Concept

Environmental impact of the energy industry

Summary
The environmental impact of the energy industry is significant, as energy and natural resource consumption are closely related. Producing, transporting, or consuming energy all have an environmental impact. Energy has been harnessed by human beings for millennia. Initially it was with the use of fire for light, heat, cooking and for safety, and its use can be traced back at least 1.9 million years. In recent years there has been a trend towards the increased commercialization of various renewable energy sources.
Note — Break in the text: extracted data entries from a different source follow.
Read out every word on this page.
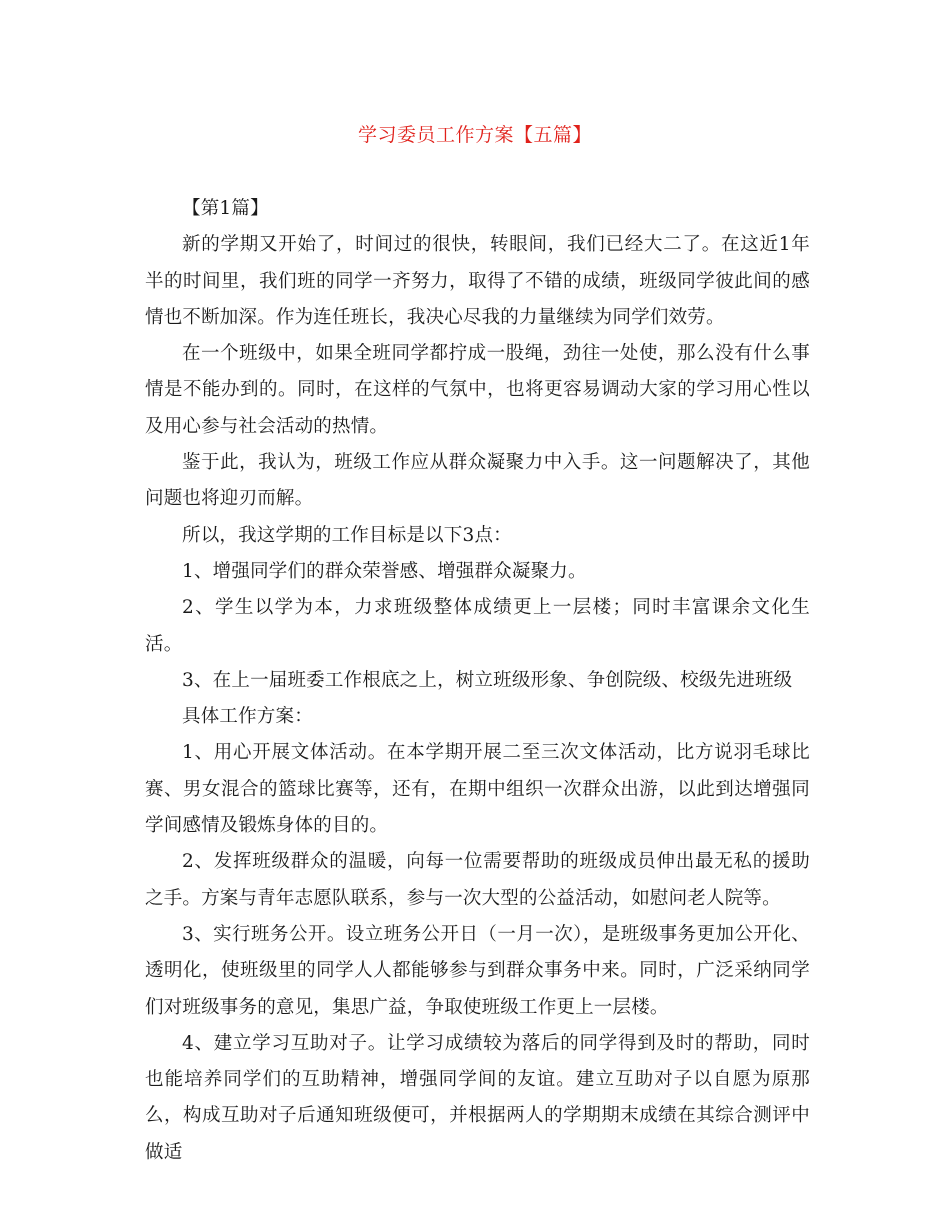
学习委员工作方案【五篇】

【第1篇】

新的学期又开始了，时间过的很快，转眼间，我们已经大二了。在这近1年半的时间里，我们班的同学一齐努力，取得了不错的成绩，班级同学彼此间的感情也不断加深。作为连任班长，我决心尽我的力量继续为同学们效劳。

在一个班级中，如果全班同学都拧成一股绳，劲往一处使，那么没有什么事情是不能办到的。同时，在这样的气氛中，也将更容易调动大家的学习用心性以及用心参与社会活动的热情。

鉴于此，我认为，班级工作应从群众凝聚力中入手。这一问题解决了，其他问题也将迎刃而解。

所以，我这学期的工作目标是以下3点：

1、增强同学们的群众荣誉感、增强群众凝聚力。

2、学生以学为本，力求班级整体成绩更上一层楼；同时丰富课余文化生活。

3、在上一届班委工作根底之上，树立班级形象、争创院级、校级先进班级

具体工作方案：

1、用心开展文体活动。在本学期开展二至三次文体活动，比方说羽毛球比赛、男女混合的篮球比赛等，还有，在期中组织一次群众出游，以此到达增强同学间感情及锻炼身体的目的。

2、发挥班级群众的温暖，向每一位需要帮助的班级成员伸出最无私的援助之手。方案与青年志愿队联系，参与一次大型的公益活动，如慰问老人院等。

3、实行班务公开。设立班务公开日（一月一次），是班级事务更加公开化、透明化，使班级里的同学人人都能够参与到群众事务中来。同时，广泛采纳同学们对班级事务的意见，集思广益，争取使班级工作更上一层楼。

4、建立学习互助对子。让学习成绩较为落后的同学得到及时的帮助，同时也能培养同学们的互助精神，增强同学间的友谊。建立互助对子以自愿为原那么，构成互助对子后通知班级便可，并根据两人的学期期末成绩在其综合测评中做适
Scientific consensus on some of the main human activities that contribute to global warming are considered to be increasing concentrations of greenhouse gases, causing a warming effect, global changes to land surface, such as deforestation, for a warming effect, increasing concentrations of aerosols, mainly for a cooling effect. Rapidly advancing technologies can potentially achieve a transition of energy generation, water and waste management, and food production towards better environmental and energy usage practices using methods of systems ecology and industrial ecology. Attribution of recent climate change The scientific consensus on global warming and climate change is that it is caused by anthropogenic greenhouse gas emissions, the majority of which comes from burning fossil fuels with deforestation and some agricultural practices being also major contributors. A 2013 study showed that two thirds of the industrial greenhouse gas emissions are due to the fossil-fuel (and cement) production of just ninety companies around the world (between 1751 and 2010, with half emitted since 1986). Although there is a highly publicized denial of climate change, the vast majority of scientists working in climatology accept that it is due to human activity. The IPCC report Climate Change 2007: Climate Change Impacts, Adaptation and Vulnerability predicts that climate change will cause shortages of food and water and increased risk of flooding that will affect billions of people, particularly those living in poverty.